# open to a womans suggestion



## tlfblc (May 1, 2011)

i'm a pretty over bearing man who thinks to much (so my wife says. i realize i think and talk more than she does but does that just mean she doesn't care..

i don't like american idol, don't care what a friend is doing in their personal life, and no its not funny that the dog begs for food..

after that theres nothing.. she don't complain about dishes, she dont ask how i'm doing or what i may think or any thing at all...

we have been married almost 16 yrs and i am trying, she shes just not trying back.. i read some of these threads and i started changing myself first-- helping around the house, saying nice things, even went on some dates...

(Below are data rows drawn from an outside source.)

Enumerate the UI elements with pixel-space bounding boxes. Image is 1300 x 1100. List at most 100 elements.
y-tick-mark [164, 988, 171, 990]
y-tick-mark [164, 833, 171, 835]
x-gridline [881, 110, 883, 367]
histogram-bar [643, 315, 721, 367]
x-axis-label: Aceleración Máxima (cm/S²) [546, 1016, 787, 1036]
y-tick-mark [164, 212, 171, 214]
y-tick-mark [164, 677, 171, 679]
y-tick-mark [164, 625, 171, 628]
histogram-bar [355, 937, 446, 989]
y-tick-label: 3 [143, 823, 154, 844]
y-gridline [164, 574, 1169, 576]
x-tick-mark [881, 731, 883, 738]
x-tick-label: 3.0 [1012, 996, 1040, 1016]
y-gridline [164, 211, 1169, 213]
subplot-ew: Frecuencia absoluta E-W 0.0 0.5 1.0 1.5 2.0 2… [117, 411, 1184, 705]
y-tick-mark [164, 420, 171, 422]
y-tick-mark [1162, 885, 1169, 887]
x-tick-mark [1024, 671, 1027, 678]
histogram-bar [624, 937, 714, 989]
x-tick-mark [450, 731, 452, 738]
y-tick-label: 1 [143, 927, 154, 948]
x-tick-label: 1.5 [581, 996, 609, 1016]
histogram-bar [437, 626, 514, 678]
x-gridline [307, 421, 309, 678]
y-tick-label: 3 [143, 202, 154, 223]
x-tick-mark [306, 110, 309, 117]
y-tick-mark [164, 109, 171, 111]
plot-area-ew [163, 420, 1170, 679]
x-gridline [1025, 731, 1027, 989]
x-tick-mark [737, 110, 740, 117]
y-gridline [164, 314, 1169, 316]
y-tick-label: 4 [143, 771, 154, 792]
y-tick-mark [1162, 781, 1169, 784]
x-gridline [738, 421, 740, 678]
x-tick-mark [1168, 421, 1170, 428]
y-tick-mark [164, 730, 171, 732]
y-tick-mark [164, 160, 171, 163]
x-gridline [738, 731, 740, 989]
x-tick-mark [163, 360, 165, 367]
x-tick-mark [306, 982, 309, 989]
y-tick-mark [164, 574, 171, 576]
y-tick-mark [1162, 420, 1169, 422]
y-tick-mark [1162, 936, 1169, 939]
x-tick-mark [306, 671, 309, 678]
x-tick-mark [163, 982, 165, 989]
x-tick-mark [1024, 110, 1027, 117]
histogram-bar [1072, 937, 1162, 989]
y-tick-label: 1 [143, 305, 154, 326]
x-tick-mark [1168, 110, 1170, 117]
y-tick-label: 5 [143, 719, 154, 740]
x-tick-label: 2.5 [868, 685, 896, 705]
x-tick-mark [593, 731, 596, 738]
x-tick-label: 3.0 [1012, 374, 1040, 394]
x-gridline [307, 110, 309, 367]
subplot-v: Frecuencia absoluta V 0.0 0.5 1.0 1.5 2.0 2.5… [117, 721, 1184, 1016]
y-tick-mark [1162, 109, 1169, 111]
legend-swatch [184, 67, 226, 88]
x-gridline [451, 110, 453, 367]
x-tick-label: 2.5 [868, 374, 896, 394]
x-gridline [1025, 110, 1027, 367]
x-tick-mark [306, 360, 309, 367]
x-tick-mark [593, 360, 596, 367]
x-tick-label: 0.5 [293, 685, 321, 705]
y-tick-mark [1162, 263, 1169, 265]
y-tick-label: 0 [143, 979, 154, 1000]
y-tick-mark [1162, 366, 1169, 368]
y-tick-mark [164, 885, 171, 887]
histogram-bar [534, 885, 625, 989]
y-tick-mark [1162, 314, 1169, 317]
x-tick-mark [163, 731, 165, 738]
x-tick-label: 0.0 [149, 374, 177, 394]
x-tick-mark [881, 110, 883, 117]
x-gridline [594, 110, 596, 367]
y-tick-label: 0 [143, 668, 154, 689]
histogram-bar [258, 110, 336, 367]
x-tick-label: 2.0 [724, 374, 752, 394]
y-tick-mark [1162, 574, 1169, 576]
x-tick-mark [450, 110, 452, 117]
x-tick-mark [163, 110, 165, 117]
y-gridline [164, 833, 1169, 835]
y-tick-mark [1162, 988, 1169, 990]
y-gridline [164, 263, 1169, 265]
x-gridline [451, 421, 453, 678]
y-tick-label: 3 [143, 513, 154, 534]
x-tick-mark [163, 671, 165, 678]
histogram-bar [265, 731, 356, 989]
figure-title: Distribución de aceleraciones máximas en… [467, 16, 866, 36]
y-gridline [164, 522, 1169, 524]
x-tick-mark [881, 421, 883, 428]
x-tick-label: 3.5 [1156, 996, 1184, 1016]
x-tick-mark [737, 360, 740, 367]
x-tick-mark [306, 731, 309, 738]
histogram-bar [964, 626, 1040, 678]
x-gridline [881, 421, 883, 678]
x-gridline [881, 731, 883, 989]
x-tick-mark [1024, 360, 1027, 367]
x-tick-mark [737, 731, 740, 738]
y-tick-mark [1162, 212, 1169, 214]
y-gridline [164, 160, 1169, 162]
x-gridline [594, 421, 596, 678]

yeah i got more sex and better sex than probably ever but is that it.. i didn't know my wife was such a good kisser though!


----------



## Mom6547 (Jul 13, 2010)

tlfblc said:


> i'm a pretty over bearing man who thinks to much (so my wife says. i realize i think and talk more than she does but does that just mean she doesn't care..
> 
> i don't like american idol, don't care what a friend is doing in their personal life, and no its not funny that the dog begs for food..


Do you have to like american idol to love your wife? Or can you watch american idol with her and value the time you spend with her. Or do you want to be right about how awful american idol is? For the record, I think american idol is the height of stupid. But I would watch it with my husband if he wanted me to. I mean he is a guy... so he would not want me to .... but you get my drift.



> after that theres nothing.. she don't complain about dishes, she dont ask how i'm doing or what i may think or any thing at all...
> 
> we have been married almost 16 yrs and i am trying, she shes just not trying back.. i read some of these threads and i started changing myself first-- helping around the house, saying nice things, even went on some dates...


Did you read the man up threads in the men's clubhouse?



> yeah i got more sex and better sex than probably ever but is that it.. i didn't know my wife was such a good kisser though!


Do you have specifics about what the problem is?


----------



## tlfblc (May 1, 2011)

didn't read man up, and i do watch without complaining but is that it..

speciffically- there is no communicating or general chit chat other that her stuff.. she says i think about politics,religion,and news related issues to much.. 
i tried to approach her on our problems and she says she would try but after 5 weeks she tells me what shes been working on only to realize that yes they help but not the big issues at all..

14 yrs we didn't sleep together , just started, didn't kiss , didn't go on dates,without kids, and more but the real problem is that our whole marriage seems 1 sided.. i have to go first at everything and even though i am very alpha male, maybe sometimes the woman could go first, no?


----------